Project scientist Hal Weaver of Johns Hopkins University, home to New Horizons flight control center, said the finding should spark new theories on how such primitive objects formed early in the solar system. "We've never seen something like this orbiting the Sun", he said. More data should help to resolve some of these questions as scientists study Ultima Thule.

"The shape model we have derived from all of the existing Ultima Thule imagery is remarkably consistent with what we have learned from the new crescent images", says Simon Porter, a New Horizons co-investigator from the Southwest Research Institute, who leads the shape-modeling effort. New Horizons' camera was forced to use a longer exposure time to capture the photos, blurring the images.

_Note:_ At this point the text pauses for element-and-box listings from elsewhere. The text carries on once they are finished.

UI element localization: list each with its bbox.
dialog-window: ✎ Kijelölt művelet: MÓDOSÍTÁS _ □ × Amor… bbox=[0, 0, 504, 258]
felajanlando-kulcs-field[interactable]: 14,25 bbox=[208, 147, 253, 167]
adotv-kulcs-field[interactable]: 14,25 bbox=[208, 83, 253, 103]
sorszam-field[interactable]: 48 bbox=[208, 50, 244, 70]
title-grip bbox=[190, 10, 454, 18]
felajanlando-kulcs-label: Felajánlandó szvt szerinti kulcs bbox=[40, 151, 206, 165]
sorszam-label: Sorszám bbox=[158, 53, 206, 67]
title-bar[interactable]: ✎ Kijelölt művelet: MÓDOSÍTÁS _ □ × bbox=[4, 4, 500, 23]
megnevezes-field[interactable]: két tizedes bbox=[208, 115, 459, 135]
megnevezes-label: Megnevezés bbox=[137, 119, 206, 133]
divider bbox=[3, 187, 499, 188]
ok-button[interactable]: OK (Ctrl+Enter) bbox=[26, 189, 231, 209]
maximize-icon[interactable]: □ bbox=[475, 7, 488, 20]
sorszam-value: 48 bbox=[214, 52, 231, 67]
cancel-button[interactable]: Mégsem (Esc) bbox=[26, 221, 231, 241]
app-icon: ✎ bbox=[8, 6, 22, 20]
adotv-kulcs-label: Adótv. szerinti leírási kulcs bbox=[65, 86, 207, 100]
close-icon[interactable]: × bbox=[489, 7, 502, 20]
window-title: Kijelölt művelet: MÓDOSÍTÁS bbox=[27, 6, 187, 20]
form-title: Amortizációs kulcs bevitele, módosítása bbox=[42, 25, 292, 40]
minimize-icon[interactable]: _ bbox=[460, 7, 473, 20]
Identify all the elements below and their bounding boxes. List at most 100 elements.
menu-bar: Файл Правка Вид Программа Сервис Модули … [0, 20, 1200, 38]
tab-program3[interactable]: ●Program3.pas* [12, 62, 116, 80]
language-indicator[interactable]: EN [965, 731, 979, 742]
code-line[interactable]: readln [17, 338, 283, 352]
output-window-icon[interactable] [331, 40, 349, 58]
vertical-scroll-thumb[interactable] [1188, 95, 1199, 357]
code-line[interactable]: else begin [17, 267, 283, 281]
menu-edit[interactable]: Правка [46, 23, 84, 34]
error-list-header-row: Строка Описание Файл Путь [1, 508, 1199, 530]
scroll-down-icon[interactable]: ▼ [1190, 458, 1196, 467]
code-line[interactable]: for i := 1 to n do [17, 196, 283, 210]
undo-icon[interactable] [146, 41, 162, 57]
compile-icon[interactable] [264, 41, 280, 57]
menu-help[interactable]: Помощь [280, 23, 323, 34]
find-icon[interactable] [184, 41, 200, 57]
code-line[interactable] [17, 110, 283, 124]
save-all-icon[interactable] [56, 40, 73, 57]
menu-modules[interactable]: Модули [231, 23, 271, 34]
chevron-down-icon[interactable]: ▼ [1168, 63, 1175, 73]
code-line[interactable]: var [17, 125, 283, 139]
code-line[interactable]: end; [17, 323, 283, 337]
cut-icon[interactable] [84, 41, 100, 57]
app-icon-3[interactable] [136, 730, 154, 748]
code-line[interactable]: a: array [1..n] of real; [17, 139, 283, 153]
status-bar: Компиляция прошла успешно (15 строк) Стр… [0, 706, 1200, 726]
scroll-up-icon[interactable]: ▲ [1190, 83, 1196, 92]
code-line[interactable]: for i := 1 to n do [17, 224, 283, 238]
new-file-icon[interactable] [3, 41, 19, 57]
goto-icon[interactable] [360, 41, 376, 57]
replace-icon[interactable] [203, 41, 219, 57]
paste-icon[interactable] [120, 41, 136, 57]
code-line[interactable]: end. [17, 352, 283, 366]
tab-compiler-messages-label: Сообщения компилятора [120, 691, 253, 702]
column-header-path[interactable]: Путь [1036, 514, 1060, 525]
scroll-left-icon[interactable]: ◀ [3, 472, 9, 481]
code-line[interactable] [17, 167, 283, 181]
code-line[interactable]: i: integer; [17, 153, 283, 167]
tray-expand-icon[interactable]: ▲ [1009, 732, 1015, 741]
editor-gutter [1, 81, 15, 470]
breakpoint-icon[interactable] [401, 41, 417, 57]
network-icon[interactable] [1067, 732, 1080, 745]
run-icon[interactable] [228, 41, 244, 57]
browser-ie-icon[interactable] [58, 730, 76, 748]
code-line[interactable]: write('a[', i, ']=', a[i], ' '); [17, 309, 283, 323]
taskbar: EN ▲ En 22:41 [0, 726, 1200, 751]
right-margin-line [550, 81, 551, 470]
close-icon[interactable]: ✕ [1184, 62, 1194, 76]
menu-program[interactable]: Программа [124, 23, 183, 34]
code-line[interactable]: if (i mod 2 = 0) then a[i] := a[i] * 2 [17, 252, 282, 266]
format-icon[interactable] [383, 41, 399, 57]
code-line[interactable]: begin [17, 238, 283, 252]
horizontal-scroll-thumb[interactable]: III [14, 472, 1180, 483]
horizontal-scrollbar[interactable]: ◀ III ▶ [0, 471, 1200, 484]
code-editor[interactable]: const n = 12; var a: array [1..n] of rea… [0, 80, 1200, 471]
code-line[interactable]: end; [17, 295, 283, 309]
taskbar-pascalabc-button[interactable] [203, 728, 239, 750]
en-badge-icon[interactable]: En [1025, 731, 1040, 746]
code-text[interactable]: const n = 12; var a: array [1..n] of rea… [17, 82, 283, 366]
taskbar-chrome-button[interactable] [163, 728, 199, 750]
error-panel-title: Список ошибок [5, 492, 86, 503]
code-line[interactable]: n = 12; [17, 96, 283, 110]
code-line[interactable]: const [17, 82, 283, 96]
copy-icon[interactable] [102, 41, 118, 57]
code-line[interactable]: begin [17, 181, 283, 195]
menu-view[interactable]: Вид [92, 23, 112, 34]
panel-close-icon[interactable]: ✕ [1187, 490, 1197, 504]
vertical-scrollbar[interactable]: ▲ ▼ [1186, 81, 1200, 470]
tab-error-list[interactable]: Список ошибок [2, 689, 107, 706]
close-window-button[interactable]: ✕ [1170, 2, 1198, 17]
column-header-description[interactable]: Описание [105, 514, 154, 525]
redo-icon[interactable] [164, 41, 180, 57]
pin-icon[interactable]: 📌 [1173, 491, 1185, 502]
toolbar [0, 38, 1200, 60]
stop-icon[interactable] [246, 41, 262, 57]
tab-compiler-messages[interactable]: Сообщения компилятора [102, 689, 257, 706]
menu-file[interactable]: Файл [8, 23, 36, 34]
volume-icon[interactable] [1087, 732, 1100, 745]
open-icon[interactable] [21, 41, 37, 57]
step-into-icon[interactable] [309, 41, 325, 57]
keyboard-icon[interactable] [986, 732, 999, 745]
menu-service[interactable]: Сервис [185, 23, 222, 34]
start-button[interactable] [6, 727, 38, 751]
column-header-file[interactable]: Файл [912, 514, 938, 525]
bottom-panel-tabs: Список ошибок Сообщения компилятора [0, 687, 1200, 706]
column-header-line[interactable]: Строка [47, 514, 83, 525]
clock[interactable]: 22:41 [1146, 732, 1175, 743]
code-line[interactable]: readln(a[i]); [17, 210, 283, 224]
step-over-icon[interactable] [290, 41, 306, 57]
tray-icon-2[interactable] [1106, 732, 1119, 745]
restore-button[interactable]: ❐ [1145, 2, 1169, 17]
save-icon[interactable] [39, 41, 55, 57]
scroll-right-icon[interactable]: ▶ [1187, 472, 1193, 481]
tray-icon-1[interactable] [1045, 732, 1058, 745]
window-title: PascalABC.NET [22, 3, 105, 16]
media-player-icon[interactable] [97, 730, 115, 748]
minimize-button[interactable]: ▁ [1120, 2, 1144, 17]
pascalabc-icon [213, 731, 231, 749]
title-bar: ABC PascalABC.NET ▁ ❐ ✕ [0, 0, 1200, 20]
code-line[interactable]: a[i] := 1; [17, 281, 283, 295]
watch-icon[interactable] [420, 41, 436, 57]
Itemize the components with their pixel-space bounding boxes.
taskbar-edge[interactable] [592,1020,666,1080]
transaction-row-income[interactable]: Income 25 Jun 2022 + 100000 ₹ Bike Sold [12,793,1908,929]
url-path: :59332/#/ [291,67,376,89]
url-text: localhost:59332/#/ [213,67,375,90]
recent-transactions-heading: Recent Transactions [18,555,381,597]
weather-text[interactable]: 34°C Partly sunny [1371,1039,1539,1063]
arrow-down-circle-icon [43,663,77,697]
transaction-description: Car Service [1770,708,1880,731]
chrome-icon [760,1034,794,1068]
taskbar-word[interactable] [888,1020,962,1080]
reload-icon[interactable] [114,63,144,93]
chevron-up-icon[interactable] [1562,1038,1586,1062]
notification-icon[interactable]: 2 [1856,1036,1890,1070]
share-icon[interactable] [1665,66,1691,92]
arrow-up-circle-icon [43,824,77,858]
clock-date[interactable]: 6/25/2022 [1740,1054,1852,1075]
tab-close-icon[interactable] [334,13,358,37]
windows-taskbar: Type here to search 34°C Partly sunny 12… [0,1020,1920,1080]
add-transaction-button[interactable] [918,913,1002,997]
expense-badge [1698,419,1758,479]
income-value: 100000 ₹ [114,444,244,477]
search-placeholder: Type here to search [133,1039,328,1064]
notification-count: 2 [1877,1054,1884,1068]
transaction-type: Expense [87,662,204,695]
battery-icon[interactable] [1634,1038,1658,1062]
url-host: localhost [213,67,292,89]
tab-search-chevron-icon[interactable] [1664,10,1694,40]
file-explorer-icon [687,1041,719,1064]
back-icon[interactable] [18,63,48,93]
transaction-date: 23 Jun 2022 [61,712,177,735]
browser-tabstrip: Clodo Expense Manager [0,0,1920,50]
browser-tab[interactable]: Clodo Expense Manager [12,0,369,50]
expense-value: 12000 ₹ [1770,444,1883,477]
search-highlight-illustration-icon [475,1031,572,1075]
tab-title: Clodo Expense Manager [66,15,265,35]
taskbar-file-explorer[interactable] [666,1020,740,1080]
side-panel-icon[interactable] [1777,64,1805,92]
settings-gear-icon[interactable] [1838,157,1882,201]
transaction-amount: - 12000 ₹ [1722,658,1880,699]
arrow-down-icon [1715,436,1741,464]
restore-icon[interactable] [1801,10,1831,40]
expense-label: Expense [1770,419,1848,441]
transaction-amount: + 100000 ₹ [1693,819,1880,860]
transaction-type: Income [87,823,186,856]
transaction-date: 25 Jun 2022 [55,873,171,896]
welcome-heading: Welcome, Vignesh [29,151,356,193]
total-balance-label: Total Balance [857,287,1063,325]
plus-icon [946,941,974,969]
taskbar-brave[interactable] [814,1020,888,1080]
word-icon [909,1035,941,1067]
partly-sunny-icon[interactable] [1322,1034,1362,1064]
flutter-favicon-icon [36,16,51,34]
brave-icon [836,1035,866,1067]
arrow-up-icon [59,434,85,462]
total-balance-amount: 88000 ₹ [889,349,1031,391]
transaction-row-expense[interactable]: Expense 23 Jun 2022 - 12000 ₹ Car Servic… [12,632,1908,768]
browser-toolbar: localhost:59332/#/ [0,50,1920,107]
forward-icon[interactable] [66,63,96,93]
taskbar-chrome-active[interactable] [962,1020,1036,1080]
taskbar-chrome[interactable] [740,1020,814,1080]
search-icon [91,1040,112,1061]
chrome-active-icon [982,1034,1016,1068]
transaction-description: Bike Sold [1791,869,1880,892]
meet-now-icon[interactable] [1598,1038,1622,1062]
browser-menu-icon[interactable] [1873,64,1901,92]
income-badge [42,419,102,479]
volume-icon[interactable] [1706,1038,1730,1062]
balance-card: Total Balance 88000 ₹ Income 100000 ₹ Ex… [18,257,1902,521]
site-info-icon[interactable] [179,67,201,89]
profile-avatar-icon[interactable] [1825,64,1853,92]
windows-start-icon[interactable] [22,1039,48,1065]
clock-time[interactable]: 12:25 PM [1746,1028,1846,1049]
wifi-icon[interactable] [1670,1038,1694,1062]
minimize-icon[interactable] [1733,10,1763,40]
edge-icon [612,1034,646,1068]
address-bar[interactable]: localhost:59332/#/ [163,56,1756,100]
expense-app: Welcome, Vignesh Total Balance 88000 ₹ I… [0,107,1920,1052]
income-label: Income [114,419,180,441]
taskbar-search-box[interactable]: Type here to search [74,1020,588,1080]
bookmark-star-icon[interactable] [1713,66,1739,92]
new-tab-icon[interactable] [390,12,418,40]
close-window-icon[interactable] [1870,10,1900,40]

The newest sequence of images suggests that instead of two spheres, MU69's sections (called "lobes") are somewhat flat. The hope is that Ultima Thule's structure and composition can reveal new insights on how all planetary bodies came into being just over 4.6 billion years ago. As more data were analyzed, including several highly evocative crescent images taken almost 10 minutes after closest approach, a "new view" of the object's shape emerged. The shape is relatively unprecedented in scientific observations of the solar system. On that day, it had its close-up flyby of the Edgeworth-Kuiper Belt object known as Ultima Thule, a chunk of space debris that had previously caught the eye of astronomers of Earth.